Oil had entered a bull market on Thursday, having climbed more than 20 percent since dipping below $40 a barrel earlier in the month. Speculation that informal OPEC talks next month may lead to action to stabilize the market had pushed prices higher, yet some oil-producing nations may be reluctant to cap output as crude’s two-year slump continues to erode revenue. 

“Because of the fiscal position many oil producers find themselves in, they all desperately want to produce more volume,” Stephen King, senior economic adviser to HSBC Holdings Plc in London, said in a Bloomberg Television interview. “A freeze in itself would be very good news for the oil market. The difficulty is trying to enforce a freeze in any particularly credible way.”

West Texas Intermediate for September delivery, which expires Monday, slid as much as $1.43 to $47.09 a barrel on the New York Mercantile Exchange. The contract rose 30 cents on Friday to close at $48.52 for a seventh day of gains, the longest run since July 2012. The more-active October future was down $1.41 at $47.70 as of 11:49 a.m. London time. Total volume traded was about 22 percent above the 100-day average.

Brent for October settlement dropped 3.2 percent to $49.25 a barrel on the London-based ICE Futures Europe exchange, trading at a premium of $1.55 to WTI for the same month.

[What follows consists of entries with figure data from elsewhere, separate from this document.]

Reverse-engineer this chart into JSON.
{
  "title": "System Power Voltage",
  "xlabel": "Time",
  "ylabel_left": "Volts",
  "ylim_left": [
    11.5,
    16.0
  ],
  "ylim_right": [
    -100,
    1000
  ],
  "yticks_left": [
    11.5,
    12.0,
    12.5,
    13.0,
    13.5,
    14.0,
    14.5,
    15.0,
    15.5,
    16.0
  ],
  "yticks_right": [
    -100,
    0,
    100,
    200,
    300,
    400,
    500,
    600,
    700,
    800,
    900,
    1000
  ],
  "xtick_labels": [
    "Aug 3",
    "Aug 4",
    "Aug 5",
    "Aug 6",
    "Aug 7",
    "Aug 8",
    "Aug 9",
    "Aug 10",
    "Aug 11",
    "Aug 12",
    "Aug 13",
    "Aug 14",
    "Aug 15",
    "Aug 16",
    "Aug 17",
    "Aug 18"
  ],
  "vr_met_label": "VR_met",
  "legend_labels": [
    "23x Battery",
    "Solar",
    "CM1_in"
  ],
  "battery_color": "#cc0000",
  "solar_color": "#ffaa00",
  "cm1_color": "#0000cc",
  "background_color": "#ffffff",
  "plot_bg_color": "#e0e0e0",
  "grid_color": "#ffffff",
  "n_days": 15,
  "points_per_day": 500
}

The global benchmark crude slipped 1 cent on Friday to close at $50.88.

Iraq will increase exports by about 150,000 barrels a day as shipments resume from the Baba Gorgor, Jambour and Khabbaz fields, Fouad Hussein, a member of the oil and energy committee of the Kirkuk provincial council, said by phone Sunday. The nation is the second-biggest OPEC producer, pumping 4.36 million barrels a day last month, according to data compiled by Bloomberg.

Oil-market news:

  • Nigerian militants said they will cease hostilities in the Niger Delta “against all interest of the multinational oil corporations,” to support talks with the government, according to the statement.
  • Eni SpA Chief Executive Officer Claudio Descalzi said in a Bloomberg Television interview that he favors OPEC freezing output.
  • Morgan Stanley said it continues to view “a meaningful OPEC production agreement as highly unlikely.”
  • Hedge funds trimmed their short position in WTI by 56,907 futures and options during the week ended Aug. 16, the most in data going back to 2006, according to the Commodity Futures Trading Commission.
  • U.S. drillers added rigs for an eighth week, the longest run since April 2014, according to Baker Hughes Inc. data on Friday.